Le solde après aides s'étale : sur le cas type à May-en-Multien, le reste à charge d'un ménage très modeste ressort à 6 000 € après aide ANAH et prise en charge de l'accompagnement. Étalé sur quinze ans en éco-prêt à taux zéro, cela représente de l'ordre de 35 € par mois, à comparer aux 1 770 € d'économie annuelle attendue sur la facture d'énergie.
La part de logements occupés par leur propriétaire indique en creux le volume du parc locatif privé concerné à May-en-Multien. On relève 95 % de maisons individuelles, 85 % de propriétaires occupants, 326 résidences principales recensées, en zone climatique H1a. Ces valeurs ne décident d'aucun projet à elles seules, mais elles fixent l'ordre de grandeur dans lequel un chiffrage à May-en-Multien est crédible.
Trois pièces décident du versement à May-en-Multien : le devis portant les critères de décence et un engagement de loyer maîtrisé, l'attestation RGE de un opérateur agréé par l'Anah et le constat de décence après travaux. Leur absence ne fait pas perdre le droit à l'aide — jusqu'à 32 000 € — mais elle en gèle le paiement.
Pourquoi la même solution ne se classe pas au même rang partout : à May-en-Multien relève de la zone H1a, dont la base conventionnelle atteint 250 kWh/m²/an. Le temps de retour de la remise à niveau d'un logement mis en location s'en trouve mécaniquement raccourci par rapport aux zones plus douces.
Calendrier administratif à May-en-Multien : dépôt du dossier, accord préalable, puis travaux — jamais l'inverse. Engager la remise à niveau d'un logement mis en location avant l'accord fait perdre l'intégralité de l'aide, soit jusqu'à 32 000 €, sans recours possible.
Planning réaliste à May-en-Multien : cinq à neuf mois d'intervention pour un opérateur agréé par l'Anah sur la remise à niveau d'un logement mis en location.
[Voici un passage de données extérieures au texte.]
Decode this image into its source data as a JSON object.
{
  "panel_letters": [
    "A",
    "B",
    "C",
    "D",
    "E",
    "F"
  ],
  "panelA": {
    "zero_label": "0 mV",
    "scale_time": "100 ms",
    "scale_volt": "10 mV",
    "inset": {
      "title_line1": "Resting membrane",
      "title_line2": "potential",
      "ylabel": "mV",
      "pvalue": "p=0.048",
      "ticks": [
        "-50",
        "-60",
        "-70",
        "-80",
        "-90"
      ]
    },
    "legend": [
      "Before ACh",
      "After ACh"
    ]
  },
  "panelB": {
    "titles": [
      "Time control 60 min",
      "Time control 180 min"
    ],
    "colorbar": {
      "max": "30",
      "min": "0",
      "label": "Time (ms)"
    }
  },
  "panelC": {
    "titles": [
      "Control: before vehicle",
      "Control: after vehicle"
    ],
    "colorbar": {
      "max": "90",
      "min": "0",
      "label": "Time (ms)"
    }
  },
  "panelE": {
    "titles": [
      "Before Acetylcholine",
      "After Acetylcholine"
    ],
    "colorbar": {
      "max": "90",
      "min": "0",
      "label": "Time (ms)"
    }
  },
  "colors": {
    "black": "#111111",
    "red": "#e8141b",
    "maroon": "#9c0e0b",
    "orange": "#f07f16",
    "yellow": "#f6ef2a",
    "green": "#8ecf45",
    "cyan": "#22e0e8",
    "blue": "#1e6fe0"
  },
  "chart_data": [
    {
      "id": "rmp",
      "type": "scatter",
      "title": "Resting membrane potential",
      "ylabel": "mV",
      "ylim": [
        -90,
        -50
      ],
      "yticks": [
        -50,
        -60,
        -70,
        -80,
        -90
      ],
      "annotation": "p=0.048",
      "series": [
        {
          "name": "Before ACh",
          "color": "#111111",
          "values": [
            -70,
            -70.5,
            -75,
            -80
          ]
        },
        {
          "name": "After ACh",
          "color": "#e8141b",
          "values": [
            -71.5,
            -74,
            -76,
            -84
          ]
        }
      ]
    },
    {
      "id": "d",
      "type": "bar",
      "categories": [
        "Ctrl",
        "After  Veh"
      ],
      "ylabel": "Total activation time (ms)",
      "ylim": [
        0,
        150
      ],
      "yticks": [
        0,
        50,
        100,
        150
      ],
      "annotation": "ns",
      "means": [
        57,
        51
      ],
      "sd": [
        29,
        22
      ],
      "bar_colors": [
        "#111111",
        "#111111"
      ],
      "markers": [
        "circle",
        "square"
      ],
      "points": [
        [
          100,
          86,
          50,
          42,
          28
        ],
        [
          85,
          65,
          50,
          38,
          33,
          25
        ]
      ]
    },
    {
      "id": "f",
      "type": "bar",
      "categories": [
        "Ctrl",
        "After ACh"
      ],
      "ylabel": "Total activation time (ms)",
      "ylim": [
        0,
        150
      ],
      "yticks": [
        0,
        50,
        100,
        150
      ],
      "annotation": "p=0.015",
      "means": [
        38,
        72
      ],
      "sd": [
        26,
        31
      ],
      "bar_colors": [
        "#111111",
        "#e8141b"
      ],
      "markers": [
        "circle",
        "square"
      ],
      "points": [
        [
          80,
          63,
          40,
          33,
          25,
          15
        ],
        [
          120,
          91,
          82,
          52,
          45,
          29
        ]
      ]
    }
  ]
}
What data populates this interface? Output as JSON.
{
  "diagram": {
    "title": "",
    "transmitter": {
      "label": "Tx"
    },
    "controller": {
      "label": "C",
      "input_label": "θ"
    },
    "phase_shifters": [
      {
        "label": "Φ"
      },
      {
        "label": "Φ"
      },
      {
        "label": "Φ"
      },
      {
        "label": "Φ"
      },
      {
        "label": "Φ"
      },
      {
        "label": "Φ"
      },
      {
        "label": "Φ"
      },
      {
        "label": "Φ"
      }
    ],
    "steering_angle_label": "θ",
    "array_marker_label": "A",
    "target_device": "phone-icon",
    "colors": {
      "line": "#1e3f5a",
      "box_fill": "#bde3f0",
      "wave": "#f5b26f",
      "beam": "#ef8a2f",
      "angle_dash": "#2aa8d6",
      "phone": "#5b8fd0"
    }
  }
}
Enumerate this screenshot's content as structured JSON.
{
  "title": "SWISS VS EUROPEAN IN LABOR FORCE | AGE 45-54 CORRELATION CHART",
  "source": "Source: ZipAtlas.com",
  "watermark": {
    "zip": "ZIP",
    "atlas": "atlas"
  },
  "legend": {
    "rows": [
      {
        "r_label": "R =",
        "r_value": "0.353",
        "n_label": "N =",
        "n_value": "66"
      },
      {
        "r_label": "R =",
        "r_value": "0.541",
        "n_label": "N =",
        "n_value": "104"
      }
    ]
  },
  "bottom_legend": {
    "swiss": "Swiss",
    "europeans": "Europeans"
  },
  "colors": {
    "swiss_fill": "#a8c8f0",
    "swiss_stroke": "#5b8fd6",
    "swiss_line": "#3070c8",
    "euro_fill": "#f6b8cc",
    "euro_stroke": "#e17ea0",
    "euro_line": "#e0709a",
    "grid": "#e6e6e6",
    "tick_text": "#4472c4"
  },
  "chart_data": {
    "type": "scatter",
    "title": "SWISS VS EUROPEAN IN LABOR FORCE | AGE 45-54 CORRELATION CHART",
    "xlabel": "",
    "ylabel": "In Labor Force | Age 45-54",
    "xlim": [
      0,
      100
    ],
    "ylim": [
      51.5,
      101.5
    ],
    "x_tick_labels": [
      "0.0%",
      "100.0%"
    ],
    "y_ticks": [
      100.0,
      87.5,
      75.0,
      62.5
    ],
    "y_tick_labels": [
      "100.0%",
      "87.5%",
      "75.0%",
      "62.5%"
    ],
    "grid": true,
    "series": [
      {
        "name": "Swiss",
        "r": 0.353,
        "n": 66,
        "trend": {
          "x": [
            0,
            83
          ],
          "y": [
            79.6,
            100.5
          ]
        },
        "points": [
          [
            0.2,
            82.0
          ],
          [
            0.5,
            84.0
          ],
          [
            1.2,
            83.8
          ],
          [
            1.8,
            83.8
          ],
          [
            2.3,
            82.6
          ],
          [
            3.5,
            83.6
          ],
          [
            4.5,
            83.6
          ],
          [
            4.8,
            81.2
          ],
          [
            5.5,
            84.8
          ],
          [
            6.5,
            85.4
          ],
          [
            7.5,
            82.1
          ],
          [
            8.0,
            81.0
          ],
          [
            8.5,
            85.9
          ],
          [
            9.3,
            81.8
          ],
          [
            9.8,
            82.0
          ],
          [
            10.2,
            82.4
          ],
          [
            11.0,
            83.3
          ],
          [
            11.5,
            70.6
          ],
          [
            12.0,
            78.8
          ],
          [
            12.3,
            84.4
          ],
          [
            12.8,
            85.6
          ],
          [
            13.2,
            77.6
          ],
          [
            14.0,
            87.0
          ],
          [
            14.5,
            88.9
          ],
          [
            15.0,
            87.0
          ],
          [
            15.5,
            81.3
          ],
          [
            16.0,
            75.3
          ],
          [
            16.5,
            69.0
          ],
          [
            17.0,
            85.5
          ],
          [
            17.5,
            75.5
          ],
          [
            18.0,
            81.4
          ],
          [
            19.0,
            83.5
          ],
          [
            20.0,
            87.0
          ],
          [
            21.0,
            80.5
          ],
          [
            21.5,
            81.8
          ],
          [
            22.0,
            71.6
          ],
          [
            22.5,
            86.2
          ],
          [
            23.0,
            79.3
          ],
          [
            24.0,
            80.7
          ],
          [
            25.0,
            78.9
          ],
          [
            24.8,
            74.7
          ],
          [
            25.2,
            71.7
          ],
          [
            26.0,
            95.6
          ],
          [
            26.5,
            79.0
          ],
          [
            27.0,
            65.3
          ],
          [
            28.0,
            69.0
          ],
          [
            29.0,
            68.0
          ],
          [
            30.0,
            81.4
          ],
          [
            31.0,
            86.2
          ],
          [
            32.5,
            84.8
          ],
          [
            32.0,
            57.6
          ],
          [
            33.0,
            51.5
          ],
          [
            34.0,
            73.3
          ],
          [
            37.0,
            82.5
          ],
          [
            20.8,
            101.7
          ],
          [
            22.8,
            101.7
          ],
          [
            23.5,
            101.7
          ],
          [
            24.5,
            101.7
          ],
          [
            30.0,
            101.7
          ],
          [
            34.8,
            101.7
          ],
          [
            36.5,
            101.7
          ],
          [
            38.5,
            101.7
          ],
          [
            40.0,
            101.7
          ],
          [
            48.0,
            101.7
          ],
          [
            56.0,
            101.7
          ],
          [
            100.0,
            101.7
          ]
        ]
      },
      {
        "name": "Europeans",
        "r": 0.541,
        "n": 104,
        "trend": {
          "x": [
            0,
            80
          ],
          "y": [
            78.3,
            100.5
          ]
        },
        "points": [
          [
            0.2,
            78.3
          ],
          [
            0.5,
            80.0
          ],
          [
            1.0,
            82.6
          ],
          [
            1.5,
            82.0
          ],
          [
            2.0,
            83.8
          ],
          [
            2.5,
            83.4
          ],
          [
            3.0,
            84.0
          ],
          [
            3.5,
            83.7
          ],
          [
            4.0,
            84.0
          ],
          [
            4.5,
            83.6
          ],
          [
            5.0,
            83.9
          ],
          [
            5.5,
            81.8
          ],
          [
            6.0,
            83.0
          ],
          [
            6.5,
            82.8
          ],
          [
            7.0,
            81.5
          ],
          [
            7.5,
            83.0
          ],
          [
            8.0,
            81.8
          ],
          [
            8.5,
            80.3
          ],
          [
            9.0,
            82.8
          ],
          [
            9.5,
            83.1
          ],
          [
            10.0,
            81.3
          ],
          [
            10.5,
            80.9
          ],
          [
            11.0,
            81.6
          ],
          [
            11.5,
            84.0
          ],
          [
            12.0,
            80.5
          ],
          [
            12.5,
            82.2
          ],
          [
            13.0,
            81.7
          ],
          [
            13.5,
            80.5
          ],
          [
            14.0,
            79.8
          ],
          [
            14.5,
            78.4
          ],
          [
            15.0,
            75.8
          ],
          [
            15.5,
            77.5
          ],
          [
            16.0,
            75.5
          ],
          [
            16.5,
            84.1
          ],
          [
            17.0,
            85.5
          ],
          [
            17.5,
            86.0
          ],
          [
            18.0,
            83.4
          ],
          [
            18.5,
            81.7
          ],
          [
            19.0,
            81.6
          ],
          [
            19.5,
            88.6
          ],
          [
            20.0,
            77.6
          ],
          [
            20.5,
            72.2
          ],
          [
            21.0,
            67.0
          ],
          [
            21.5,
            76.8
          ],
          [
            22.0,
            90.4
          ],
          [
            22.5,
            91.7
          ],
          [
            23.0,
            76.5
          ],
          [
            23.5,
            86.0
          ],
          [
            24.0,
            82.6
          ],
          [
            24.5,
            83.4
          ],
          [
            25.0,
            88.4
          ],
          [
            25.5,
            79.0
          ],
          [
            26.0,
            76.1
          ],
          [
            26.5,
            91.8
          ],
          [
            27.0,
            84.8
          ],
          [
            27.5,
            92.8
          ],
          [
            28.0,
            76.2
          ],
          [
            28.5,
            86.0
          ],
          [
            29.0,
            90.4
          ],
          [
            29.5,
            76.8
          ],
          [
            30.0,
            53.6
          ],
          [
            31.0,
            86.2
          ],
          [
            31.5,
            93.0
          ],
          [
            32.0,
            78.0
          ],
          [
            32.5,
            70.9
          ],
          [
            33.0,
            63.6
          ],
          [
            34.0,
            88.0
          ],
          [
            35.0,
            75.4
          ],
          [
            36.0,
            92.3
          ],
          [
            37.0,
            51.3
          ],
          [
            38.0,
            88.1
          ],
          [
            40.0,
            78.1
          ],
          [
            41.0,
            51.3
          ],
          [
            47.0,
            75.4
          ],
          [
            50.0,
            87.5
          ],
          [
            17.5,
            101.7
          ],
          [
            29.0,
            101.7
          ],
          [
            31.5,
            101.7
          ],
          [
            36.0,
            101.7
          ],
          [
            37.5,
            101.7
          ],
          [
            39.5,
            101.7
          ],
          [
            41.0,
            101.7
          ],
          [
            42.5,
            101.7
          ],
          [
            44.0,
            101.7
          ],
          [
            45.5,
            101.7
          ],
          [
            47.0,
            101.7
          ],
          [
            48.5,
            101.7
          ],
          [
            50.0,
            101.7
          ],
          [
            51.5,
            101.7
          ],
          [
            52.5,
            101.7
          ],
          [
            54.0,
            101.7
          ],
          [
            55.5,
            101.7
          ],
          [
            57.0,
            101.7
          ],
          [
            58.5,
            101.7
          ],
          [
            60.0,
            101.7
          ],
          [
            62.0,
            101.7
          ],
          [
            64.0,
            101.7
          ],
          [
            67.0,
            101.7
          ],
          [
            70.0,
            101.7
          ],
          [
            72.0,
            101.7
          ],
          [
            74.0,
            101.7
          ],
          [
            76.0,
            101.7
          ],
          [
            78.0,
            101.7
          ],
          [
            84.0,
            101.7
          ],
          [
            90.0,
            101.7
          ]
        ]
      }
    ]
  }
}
Placer ce lot trop tard dans la séquence revient à rouvrir des ouvrages finis, avec le surcoût correspondant et un décalage de la date de réception.
Périmètre de consultation conseillé pour la remise à niveau d'un logement mis en location : Seine-et-Marne. Les entreprises RGE y interviennent couramment à May-en-Multien, et l'écart de prix entre la première et la troisième offre dépasse fréquemment 20 % à prestation identique.
Maisons ou logements collectifs, la réponse technique diffère : à May-en-Multien, la part de maisons atteint 95 % du parc (308 logements). Pour la remise à niveau d'un logement mis en location, cela signifie que la vacance du logement pendant les travaux lourds conditionne la majorité des chantiers plutôt qu'une minorité de cas.
L'écueil le plus coûteux reste un engagement de conventionnement signé sans simuler le manque à gagner locatif. Sa reprise après coup coûte couramment 10 à 20 % du poste, soit 489 100 € à 978 200 € sur le chiffrage retenu à May-en-Multien — un montant qui n'est jamais couvert une seconde fois par l'aide, déjà consommée.